Avant d’être un jeu télévisé à succès, la roue de la fortune est un thème qui a traversé les âges pour évoquer la bonne ou la mauvaise fortune, la chance ou la malchance, le destin, la vie avec ses bons et ses mauvais moments. Alexandre Pineau était très sensible à la succession des bons et des mauvais coups du sort, des hauts et des bas de la vie jusqu’au moment ultime de la mort. Balzac écrivait sur les « Splendeurs et misères des courtisanes », les «Illusions perdues », Alexandre Pineau les peignait. Il s’intéressait à la comédie humaine avec une pointe d’ironie, de l’humour mais aussi une certaine bienveillance.

Dans la plupart des œuvres du peintre, le thème de la roue associé à un moment heureux ou malheureux de la vie apparaît comme une évidence. La vie se déroule comme une succession de choix, le mouvement apporte la nouveauté et la répétition.

Le manège tourne sur lui-même avec les enfants, les chevaux ou le clown. La nostalgie des jeunes années n’est pas loin. Le moulin rose du divertissement accompagne le vent de la mode mais ne bouge pas et le violoniste, l’artiste, est bien seul. Les carrioles et les charrettes dont les roues permettent de parcourir une partie du chemin de la vie à travers les activités du quotidien sont légion. Il faut se résoudre aux difficultés de chaque jour.

Les cyclistes traversent les campagnes pour remporter une victoire ou subir une défaite, un train ramène les vainqueurs de la guerre. La fanfare avec ses instruments aux pavillons circulaires rythme les fêtes. Après son entraînement dans le manège, le cheval de course fait et défait les fortunes des parieurs. Se battre, gagner ou perdre mais avancer malgré les obstacles c’est le quotidien de chacun avec plus ou moins de succès, plus ou moins de bruit, de publicité.

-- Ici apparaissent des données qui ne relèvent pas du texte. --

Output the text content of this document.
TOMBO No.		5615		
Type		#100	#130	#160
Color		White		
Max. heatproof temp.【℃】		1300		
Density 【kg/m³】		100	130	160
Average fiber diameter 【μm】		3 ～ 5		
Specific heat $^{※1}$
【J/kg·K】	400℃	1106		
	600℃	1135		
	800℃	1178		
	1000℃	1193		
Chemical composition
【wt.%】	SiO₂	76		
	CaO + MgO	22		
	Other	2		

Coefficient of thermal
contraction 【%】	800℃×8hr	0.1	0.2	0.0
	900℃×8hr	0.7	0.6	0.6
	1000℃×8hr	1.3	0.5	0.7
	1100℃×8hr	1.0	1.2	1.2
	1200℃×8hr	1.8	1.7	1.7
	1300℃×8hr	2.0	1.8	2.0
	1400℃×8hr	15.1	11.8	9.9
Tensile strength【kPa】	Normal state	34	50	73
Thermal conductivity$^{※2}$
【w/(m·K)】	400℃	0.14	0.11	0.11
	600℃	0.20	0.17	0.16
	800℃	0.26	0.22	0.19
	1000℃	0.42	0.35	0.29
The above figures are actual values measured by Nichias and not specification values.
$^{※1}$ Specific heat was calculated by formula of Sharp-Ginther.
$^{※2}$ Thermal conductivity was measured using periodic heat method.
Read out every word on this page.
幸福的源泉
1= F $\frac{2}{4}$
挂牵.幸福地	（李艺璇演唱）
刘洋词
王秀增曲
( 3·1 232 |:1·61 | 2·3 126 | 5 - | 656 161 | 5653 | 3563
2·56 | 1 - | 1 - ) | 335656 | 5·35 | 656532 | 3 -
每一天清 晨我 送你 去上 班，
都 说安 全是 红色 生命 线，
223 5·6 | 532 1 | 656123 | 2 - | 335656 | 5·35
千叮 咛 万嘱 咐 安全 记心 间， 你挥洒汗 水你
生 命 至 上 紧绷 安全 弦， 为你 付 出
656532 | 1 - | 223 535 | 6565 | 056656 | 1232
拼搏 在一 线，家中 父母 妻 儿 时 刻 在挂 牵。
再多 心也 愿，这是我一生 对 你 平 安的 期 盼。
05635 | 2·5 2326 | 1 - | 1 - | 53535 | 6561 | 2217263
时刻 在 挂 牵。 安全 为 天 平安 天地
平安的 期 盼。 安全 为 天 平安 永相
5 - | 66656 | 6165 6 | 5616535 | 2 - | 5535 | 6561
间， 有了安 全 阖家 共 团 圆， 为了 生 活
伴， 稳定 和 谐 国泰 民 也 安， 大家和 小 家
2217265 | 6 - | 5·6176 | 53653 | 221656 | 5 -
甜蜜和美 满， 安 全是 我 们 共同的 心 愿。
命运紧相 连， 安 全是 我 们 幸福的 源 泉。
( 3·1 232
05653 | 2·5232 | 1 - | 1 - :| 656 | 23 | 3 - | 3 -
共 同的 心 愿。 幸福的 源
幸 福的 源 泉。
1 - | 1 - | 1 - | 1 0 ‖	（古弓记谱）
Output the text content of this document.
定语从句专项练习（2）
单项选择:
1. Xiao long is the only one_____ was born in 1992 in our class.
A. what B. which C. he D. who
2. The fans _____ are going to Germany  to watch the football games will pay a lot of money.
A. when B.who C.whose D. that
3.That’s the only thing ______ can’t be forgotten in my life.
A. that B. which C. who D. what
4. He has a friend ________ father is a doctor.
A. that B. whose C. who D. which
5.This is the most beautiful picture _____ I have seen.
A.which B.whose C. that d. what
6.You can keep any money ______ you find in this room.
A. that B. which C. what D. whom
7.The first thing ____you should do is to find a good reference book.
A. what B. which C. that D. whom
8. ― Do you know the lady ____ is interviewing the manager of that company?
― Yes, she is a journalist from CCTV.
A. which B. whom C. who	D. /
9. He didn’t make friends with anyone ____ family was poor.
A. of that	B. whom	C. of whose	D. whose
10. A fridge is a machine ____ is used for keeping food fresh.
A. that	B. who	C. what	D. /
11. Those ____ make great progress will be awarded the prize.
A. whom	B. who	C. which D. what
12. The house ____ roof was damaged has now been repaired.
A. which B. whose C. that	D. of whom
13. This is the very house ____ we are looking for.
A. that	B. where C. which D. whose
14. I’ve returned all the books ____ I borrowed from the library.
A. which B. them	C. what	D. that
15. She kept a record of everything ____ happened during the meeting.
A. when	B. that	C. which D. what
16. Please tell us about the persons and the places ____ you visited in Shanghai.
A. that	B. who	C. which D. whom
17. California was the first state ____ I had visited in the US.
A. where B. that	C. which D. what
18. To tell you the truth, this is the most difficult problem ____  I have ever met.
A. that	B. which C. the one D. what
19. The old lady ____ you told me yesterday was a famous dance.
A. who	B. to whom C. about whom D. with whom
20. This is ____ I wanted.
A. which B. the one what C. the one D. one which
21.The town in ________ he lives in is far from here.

Le cirque et sa piste ronde voient passer les jongleurs et autres artistes au nez rouge dont les voyages sur les routes ne permettent pas de faire fortune. Le guéridon ou la table ronde accueillent des objets symboliques, réunissent des personnages aux prises avec le destin. Un halo lumineux éclaire la scène du billard, encore un jeu, une compétition. Les épées du duel symbolisent la confrontation de deux destins. La vie est décidément un combat. Le corbillard souligne le terme du parcours individuel, de la fortune personnelle.

Alexandre Pineau savait certainement apprécier les moments de bonheur en ayant toujours un œil sur les revers de fortune et il avait compris que pour chaque être humain la roue tourne avec le temps qui passe. Grâce à la roue, au cercle, il exprimait cette succession de moments qui semblent se répéter à travers les existences humaines avec un sens de la distance mais aussi une certaine compassion.

Christophe PavieAlexandre Pineau and the wheel of fortune
August 21, 2006
Before being a popular television game show, the wheel of fortune was a theme that outlived the ages to suggest good fortune or misfortune, luck or hardship, destiny, happy or sad days. Alexandre Pineau was very sensitive to the succession of blows dealt by fate, of life’s ups and downs, right until the moment of death. While Balzac wrote about “The Splendours and Miseries of Courtesans” and “Lost Illusions”, Alexandre Pineau portrayed them. He studied human comedy with a bit of irony, some humour, but also with undeniable compassion.
In most of the artist’s works, the wheel theme is associated with a happy or sad moment of life. Life goes on as a succession of choices, movement brings about novelty and repetition.
The carousel spins round and round, carrying children, horses and clowns. We long for our lost youth. The pink windmill of entertainment turns with the wind of fashion, but it doesn’t move. The violinist and the artist are very lonely. The wheels on sleighs and carts lead us through life and our day to day activities. Every day, we must tackle difficulties.
Bicyclists ride through the countryside to win or lose; trains bring winners back home from the war. Bands add a festive mood with their circular-bell instruments. After warming up in the ring, racing horses make or break bettors’ fortunes. Fight, win or lose, but keep on going despite barriers, this is what we all do, more or less successfully, with more or less noise or public attention.
Jugglers and other red-nosed artists circle the circus ring but don’t make a fortune touring the roads. Symbolic objects are displayed on pedestals and round tables, featuring characters grappling with their destiny. A soft halo lights up the pool table: another game, another competition. The duel swords symbolize the confrontation of two destinies. Life is definitely a struggle. The hearse suggests the end of an individual’s journey, of his personal fate.
Alexandre Pineau certainly knew how to make the most of each and every happy moment by always keeping an eye on setbacks and he understood that the wheel turns for all human beings with the passing of time. With the wheel, the circle, he pictured this succession of moments that seem to repeat themselves throughout human life with some detachment, but also with a definite compassion.